I sipped the whiskey.

"Let me guess what happened," Archer said, leaning back in his chair. "You did your crazy Mace thing and told Josie you couldn't live without her and you loved her to the moon and back."

"I didn't say it like that," I growled.

"And then I bet you freaked out and didn't give her a chance to process it, and now you think she's already found someone better, richer, more handsome than you in the last, oh, five hours and is already planning on running off to southern France with him. Is that right?"

I scowled at my twin.

"Wait, of course it is! I know exactly how you think." Archer leaned over the desk. "Your thoughts devolve into the worst possible scenario.
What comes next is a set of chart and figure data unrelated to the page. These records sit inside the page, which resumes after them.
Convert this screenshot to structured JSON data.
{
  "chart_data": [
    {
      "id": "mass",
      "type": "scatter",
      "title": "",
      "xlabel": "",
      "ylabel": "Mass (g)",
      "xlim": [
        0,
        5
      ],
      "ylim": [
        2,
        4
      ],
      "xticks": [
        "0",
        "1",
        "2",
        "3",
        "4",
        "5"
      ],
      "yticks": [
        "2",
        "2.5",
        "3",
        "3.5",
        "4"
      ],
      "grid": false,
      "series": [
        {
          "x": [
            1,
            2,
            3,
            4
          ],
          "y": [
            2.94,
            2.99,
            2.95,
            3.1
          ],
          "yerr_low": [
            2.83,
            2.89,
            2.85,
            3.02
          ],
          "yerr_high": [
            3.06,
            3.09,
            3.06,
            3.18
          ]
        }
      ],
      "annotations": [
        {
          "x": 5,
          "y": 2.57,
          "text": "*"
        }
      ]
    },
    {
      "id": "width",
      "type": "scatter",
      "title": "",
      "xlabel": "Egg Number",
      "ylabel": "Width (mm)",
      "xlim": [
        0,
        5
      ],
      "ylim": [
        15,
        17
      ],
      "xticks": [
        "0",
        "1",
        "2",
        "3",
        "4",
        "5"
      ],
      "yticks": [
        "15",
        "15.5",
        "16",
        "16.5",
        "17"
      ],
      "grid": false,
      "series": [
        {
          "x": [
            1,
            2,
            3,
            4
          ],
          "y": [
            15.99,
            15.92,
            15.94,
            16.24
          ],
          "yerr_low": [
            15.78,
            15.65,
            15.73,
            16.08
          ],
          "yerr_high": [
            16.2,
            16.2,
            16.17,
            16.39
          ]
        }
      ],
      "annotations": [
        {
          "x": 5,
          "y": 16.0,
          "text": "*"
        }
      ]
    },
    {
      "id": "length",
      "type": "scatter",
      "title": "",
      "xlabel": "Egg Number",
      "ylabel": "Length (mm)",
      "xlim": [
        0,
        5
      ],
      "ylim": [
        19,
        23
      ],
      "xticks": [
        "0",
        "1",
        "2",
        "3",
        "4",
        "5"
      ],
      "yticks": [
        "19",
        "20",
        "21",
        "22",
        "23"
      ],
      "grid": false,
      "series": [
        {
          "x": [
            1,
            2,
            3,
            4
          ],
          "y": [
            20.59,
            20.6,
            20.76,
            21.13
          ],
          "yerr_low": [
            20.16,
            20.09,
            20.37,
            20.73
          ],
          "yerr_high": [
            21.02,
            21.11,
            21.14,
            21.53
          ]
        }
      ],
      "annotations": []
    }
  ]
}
You overreact. It's a good trait for a CEO who makes products that could literally kill people if not designed and manufactured perfectly. However, it makes the rest of life unnecessarily stressful."

My twin poured me another drink.

"Let me reassure you," Archer said. "I am the only person better looking, friendlier, and better in bed than you, and I have not seen or heard from Josie today, so you're safe on that front." He leaned back, a self-satisfied smile on his face.

I stared at him. "You're terrible," I said finally.

"And you're paranoid and crazy," Archer said affectionately. "With you and Remy bouncing around out there in that huge estate house, it's a good thing I'm planning on building that conference center. I'll have more time to make sure you two aren't building matching bunkers."

"What do I do about Josie?" I asked through my teeth. I loathed admitting I didn't have control over a situation, but I was willing to throw all my rules to the wind if it meant I wouldn't drive Josie away.